Photograph by Fas Khan on Unsplash

These days, working in product analytics, we face numerous free-form texts:

  • Customers go away feedback in AppStore, Google Play or different providers;
  • Shoppers attain out to our Buyer Assist and describe their issues utilizing pure language;
  • We launch surveys ourselves to get much more suggestions, and typically, there are some free-form inquiries to get a greater understanding.

We have now a whole bunch of hundreds of texts. It will take years to learn all of them and get some insights. Fortunately, there are numerous DS instruments that would assist us automate this course of. One such software is Matter Modelling, which I wish to talk about right now.

Primary Matter Modelling can provide you an understanding of the primary subjects in your texts (for instance, critiques) and their combination. But it surely’s difficult to make choices based mostly on one level. For instance, 14.2% of critiques are about too many adverts in your app. Is it dangerous or good? Ought to we glance into it? To inform the reality, I do not know.

But when we attempt to section prospects, we might be taught that this share is 34.8% for Android customers and three.2% for iOS. Then, it’s obvious that we have to examine whether or not we present too many adverts on Android or why Android customers’ tolerance to adverts is decrease.

That’s why I wish to share not solely the right way to construct a subject mannequin but additionally the right way to examine subjects throughout classes. Ultimately we’ll get such insightful graphs for every matter.

Graph by creator

The commonest real-life circumstances of free-form texts are some type of critiques. So, let’s use a dataset with resort critiques for this instance.

I’ve filtered feedback associated to a number of resort chains in London.

Earlier than beginning textual content evaluation, it’s price getting an outline of our knowledge. In whole, we have now 12 890 critiques on 7 totally different resort chains.

Graph by creator

Now we have now knowledge and may apply our new fancy software Matter Modeling to get insights from it. As I discussed at first, we’ll use Matter Modelling and a strong and easy-to-use BERTopic package deal (documentation) for this textual content evaluation.

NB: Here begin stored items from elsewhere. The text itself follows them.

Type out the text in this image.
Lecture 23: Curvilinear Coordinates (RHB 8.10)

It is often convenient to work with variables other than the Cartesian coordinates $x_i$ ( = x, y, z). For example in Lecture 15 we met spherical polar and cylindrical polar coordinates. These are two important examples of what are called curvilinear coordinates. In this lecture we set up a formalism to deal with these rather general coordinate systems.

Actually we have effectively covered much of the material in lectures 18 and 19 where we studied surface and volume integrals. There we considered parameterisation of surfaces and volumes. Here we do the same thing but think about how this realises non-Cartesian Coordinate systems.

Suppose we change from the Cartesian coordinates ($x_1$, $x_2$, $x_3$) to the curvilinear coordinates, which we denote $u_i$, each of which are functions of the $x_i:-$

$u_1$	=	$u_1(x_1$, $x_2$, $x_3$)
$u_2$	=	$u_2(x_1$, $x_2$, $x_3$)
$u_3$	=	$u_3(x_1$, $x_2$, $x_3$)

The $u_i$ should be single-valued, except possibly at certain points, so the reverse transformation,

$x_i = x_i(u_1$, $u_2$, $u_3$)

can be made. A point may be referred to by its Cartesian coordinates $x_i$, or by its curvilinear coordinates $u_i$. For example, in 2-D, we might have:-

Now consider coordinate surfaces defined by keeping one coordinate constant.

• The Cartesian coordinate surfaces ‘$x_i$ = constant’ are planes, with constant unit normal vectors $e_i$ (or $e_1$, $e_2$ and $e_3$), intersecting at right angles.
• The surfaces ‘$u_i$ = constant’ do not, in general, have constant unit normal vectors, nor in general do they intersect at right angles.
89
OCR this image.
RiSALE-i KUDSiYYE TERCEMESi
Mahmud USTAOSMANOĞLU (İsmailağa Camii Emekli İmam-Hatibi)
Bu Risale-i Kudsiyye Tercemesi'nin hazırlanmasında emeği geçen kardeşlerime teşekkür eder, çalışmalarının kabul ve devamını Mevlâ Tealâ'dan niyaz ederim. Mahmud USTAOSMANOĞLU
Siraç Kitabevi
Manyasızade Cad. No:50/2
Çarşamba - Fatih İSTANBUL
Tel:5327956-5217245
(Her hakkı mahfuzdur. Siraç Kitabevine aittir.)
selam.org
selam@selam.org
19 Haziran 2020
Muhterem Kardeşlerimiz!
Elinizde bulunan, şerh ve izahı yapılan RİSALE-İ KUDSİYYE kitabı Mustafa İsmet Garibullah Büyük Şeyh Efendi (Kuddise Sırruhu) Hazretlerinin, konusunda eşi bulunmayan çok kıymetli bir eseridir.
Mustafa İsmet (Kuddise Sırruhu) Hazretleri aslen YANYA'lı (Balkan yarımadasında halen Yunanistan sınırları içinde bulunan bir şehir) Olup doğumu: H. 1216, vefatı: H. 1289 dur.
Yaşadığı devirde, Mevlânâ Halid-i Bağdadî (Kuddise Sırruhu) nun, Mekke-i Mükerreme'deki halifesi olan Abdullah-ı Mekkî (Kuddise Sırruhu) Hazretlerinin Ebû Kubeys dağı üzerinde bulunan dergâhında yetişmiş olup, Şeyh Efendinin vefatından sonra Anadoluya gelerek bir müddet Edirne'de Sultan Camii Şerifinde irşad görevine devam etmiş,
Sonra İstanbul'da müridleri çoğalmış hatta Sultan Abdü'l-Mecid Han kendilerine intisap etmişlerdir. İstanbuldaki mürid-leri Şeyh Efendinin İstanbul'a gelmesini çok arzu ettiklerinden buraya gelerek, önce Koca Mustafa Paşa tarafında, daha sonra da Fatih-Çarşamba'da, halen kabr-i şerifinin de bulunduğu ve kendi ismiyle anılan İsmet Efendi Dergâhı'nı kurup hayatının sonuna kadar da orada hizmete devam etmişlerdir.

You may surprise what Matter Modelling is. It’s an unsupervised ML approach associated to Pure Language Processing. It permits you to discover hidden semantic patterns in texts (often known as paperwork) and assign “subjects” to them. You don’t have to have a listing of subjects beforehand. The algorithm will outline them mechanically — often within the type of a bag of crucial phrases (tokens) or N-grams.

BERTopic is a package deal for Matter Modelling utilizing HuggingFace transformers and class-based TF-IDF. BERTopic is a extremely versatile modular package deal so to tailor it to your wants.

Picture from BERTopic docs (source)

If you wish to perceive the way it works higher, I counsel you to observe this video from the creator of the library.

You will discover the complete code on GitHub.

In response to the documentation, we usually don’t have to preprocess knowledge until there may be numerous noise, for instance, HTML tags or different markdowns that don’t add which means to the paperwork. It’s a major benefit of BERTopic as a result of, for a lot of NLP strategies, there may be numerous boilerplate to preprocess your knowledge. In case you are involved in the way it may appear like, see this guide for Matter Modelline utilizing LDA.

You should use BERTopic with knowledge in a number of languages specifying BERTopic(language= "multilingual"). Nonetheless, from my expertise, the mannequin works a bit higher with texts translated into one language. So, I’ll translate all feedback into English.

For translation, we’ll use deep-translator package deal (you’ll be able to set up it from PyPI).

Additionally, it could possibly be fascinating to see distribution by languages, for that we may use langdetect package deal.

import langdetect
from deep_translator import GoogleTranslator

def get_language(textual content):
return langdetect.detect(textual content)
besides KeyboardInterrupt as e:
return '<-- ERROR -->'

def get_translation(textual content):
return GoogleTranslator(supply='auto', goal='en')
.translate(str(textual content))
besides KeyboardInterrupt as e:
return '<-- ERROR -->'

df['language'] =
df['reviews_transl'] =

In our case, 95+% of feedback are already in English.

Graph by creator

To know our knowledge higher, let’s take a look at the distribution of critiques’ size. It reveals that there are numerous extraordinarily brief (and most probably not significant feedback) — round 5% of critiques are lower than 20 symbols.

Graph by creator

We will take a look at the most typical examples to make sure that there’s not a lot data in such feedback. x: x.decrease().strip()).value_counts().head(10)

none 74
<-- error --> 37
nice resort 12
excellent 8
glorious worth for cash 7
good worth for cash 7
superb resort 6
glorious resort 6
nice location 6
very good resort 5

So we are able to filter out all feedback shorter than 20 symbols — 556 out of 12 890 critiques (4.3%). Then, we’ll analyse solely lengthy statements with extra context. It’s an arbitrary threshold based mostly on examples, you’ll be able to attempt a few ranges and see what texts are filtered out.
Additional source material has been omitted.